Zero três é o principal fiador de uma possível candidatura do apresentador José Luiz Datena à prefeitura de Sampa,
com o deputado-príncipe Luiz Philippe de
Orleans e Bragança de vice. O objetivo seria impedir Joice Hasselmann — com quem o filho do capitão já se estranhou
publicamente mais de uma vez — de se lançar ao cargo.

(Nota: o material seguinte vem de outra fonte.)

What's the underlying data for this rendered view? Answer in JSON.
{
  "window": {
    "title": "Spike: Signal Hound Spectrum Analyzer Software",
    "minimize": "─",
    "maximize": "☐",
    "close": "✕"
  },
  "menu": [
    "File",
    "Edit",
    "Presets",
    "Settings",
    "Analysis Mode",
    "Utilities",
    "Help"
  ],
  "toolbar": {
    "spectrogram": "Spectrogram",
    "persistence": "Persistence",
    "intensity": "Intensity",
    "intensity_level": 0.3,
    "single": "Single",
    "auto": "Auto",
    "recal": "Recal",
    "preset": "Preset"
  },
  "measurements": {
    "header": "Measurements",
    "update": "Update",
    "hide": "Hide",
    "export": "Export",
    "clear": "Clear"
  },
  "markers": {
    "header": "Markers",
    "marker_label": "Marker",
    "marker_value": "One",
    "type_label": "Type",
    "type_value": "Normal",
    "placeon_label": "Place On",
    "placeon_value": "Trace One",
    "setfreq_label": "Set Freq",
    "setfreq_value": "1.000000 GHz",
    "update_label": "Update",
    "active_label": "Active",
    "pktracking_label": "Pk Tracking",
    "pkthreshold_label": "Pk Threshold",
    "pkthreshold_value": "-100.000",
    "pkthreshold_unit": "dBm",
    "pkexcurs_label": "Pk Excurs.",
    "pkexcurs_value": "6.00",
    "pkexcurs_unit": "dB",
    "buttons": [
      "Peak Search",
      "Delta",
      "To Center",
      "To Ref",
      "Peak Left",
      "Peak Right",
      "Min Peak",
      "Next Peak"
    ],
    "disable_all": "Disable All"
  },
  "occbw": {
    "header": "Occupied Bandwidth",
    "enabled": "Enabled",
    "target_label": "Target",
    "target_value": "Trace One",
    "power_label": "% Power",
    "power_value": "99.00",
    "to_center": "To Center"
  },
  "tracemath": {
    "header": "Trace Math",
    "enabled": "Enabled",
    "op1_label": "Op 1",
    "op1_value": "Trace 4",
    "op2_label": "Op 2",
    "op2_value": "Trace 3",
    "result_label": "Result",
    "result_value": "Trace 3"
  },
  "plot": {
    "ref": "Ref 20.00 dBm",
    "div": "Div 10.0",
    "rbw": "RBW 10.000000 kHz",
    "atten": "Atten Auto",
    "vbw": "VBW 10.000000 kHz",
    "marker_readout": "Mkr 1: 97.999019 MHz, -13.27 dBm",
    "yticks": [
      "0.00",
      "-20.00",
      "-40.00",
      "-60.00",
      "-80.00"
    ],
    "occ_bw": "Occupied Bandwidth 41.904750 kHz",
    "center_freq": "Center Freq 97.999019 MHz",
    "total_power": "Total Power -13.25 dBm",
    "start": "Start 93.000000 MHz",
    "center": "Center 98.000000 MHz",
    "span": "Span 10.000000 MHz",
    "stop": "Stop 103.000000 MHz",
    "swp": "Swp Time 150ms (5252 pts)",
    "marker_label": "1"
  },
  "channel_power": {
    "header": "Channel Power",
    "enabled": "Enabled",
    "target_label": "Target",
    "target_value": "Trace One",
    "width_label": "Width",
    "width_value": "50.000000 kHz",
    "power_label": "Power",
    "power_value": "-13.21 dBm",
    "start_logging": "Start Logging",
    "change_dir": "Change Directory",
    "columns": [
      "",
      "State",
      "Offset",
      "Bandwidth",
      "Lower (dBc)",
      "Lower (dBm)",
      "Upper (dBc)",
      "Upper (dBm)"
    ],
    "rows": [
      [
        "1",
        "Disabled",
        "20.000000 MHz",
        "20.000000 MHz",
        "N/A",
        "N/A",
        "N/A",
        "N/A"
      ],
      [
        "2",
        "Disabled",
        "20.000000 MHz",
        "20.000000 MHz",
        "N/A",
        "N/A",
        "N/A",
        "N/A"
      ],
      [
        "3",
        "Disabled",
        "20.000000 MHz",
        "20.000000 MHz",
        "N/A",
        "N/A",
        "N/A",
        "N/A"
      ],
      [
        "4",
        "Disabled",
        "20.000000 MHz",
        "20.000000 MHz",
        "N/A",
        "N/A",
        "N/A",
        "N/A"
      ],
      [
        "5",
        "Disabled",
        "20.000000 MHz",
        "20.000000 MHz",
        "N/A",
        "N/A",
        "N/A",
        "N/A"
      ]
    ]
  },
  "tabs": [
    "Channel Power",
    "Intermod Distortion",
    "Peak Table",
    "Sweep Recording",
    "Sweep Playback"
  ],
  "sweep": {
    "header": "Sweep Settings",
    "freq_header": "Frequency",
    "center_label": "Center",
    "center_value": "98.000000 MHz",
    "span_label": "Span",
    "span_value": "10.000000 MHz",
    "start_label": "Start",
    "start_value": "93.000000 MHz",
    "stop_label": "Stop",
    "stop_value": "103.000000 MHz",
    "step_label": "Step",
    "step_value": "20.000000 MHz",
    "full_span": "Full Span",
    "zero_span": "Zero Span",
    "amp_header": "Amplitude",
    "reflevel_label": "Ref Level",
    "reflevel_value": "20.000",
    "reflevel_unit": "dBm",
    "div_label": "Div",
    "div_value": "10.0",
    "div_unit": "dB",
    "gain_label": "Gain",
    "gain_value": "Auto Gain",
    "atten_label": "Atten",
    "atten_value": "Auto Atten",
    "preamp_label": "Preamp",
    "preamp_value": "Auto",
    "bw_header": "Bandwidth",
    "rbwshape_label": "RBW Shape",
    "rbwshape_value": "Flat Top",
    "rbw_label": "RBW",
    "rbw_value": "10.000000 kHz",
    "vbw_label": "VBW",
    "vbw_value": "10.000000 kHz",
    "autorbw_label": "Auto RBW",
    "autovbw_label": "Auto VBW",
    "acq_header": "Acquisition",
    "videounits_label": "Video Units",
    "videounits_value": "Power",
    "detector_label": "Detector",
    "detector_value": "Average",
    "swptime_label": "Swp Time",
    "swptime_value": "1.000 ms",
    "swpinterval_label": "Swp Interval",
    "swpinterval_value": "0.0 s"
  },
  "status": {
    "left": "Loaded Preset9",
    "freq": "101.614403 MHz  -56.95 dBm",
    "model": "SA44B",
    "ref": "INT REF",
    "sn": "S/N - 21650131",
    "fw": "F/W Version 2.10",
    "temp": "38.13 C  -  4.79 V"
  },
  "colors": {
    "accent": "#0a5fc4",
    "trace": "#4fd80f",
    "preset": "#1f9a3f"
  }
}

Na segunda-feira 20, Eduardo
se reuniu por horas com o ex-assessor e hoje deputado estadual Gil Diniz. Na pauta, a situação da
deputada Jamaicana Paschoal, eleita
para a Assembleia de São Paulo com mais de 2 milhões de votos, que também era
cotada para concorrer à prefeitura, mas irritou o núcleo duro do bolsonarismo
ao questionar a sanidade mental do presidente e as manifestações do último dia
26 — e chegou mesmo a insinuar que poderia abandonar o partido, mas depois
mudou de ideia.
Segundo a revista Veja,
a contrariedade de Janaína com os
protestos é fácil de explicar. Se fossem um fiasco, Bolsonaro sairá desmoralizado; se fossem um sucesso, afastariam
ainda mais os deputados dos partidos tradicionais, que com boa razão não
engolem a pauta original da manifestação, voltada contra o STF e o Congresso. Alvo
de diversos memes, Rodrigo Maia
irritou-se com a hostilidade ao Legislativo contida nas chamadas originais às
manifestações, e já antes disso vinha reunindo deputados do Centrão e da
oposição em sua casa para discutir formas de o Congresso tomar a frente do
governo em pautas econômicas centrais, como a reforma da Previdência e a
reforma tributária.
O PSL não foi
convidado para esses encontros. Nem poderia. Como convidar 54 deputados que só
pensam em si próprios e em suas redes?